Sajid Javid defends ‘necessary’ National Insurance hike

Javid backs Truss as candidates go head-to-head in Cardiff

Former chancellor Sajid Javid has backed Liz Truss to become the next Prime Minister.

The former leadership rival who withdrew his bid last month before voting stages began, said that Truss was the best fit to rise to “the challenges of our age”.

Javid pledged his support on the evening of the third leadership hustings in Cardiff, where Rishi Sunak and Lis Truss spoke to the Conservative party in an attempt to win over their support and garner the most votes.

This endorsement will come as a blow to Sunak, as him and Javid are said to be good friends and it was their resignations that sparked the downfall of Johnson and his cabinet.

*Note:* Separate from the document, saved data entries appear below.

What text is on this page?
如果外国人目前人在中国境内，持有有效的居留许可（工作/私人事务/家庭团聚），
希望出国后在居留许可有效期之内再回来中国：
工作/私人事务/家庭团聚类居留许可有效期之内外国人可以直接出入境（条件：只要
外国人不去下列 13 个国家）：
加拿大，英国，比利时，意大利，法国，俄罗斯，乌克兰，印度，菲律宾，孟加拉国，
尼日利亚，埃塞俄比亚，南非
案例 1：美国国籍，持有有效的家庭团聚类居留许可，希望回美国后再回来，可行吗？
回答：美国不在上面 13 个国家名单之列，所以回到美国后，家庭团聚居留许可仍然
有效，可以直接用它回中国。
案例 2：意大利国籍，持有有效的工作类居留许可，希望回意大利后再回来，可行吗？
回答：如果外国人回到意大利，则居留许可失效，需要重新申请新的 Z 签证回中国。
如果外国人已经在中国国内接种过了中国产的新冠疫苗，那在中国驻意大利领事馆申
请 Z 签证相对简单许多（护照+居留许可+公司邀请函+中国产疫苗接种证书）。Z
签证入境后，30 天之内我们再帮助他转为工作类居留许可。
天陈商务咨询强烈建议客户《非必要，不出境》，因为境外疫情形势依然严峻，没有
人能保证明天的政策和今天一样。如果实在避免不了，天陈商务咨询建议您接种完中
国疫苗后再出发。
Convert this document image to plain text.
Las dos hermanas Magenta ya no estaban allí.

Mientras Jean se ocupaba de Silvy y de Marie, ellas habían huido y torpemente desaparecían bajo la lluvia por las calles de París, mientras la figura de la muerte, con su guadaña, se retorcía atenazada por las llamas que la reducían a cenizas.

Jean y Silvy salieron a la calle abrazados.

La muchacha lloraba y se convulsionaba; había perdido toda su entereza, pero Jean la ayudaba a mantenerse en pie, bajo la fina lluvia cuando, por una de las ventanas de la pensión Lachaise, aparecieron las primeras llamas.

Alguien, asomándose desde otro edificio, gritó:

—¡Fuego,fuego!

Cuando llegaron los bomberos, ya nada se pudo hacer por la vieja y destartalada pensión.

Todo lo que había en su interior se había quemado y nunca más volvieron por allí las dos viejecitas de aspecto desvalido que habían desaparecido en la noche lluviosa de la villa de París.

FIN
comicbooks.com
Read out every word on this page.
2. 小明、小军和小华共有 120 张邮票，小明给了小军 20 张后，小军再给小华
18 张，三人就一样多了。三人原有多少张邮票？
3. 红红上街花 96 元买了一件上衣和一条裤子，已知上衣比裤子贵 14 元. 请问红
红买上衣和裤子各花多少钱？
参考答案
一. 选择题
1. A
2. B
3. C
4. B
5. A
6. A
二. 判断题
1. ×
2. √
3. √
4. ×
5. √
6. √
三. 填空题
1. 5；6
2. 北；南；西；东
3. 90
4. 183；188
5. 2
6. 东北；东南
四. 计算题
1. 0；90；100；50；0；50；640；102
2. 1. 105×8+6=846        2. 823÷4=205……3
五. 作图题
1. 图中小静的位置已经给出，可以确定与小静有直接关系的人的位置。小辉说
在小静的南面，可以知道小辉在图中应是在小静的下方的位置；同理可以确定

During his endorsement, Javid called for urgent tax cuts in an attack on her rival Rishi Sunak’s economic plans. He said that Sunak’s plans would make the UK a “middle-income economy”.

Sunak reiterated that tax cuts would lead to higher inflation if they are done before inflation is tackled first. His rival Liz Truss claimed that the country could not “tax its way to growth” and insisted that modest tax cuts weren’t inflationary.

The main pitting-point between the two is their vision on how to deal with the economic crisis, but it seems that Truss’s plans are currently more popular, with polls continuing to suggest that she is the frontrunner.

The hustings event in Cardiff was the first time either candidate had visited Wales since the leadership contest began. Sunak was introduced by Swansea-born former Conservative leader Michael Howard, while Truss was introduced by Clwyd West MP David Jones, a leading Brexiteer in the party.

Ms Truss later described the Welsh First Minister Mark Drakeford as a “low energy version of Jeremy Corbyn”. The comment was not warmly-welcomed by many, with some drawing on her comments about Nicola Sturgeon earlier this week.

Liz Truss’s pay-cut policy U-turn was discussed, with Sunak saying he was glad Truss had abandoned the plan as “It would have meant, I think, potentially almost half a million workers in Wales getting a pay cut, which I don’t think is the right policy to pursue.”

However, Sunak then appeared to U-turn on his own policy to scrap plans to relax the ban on onshore wind in England.

He was asked if he would scrap the embargo on onshore wind” and replied “yes”, adding that “we’ve already said that we are open to do that where we can do it with local communities”.

But, his campaign later clarified that he had “misspoken” and would not relax the ban.

The pair will go head-to-head again in a debate on Sky News this evening.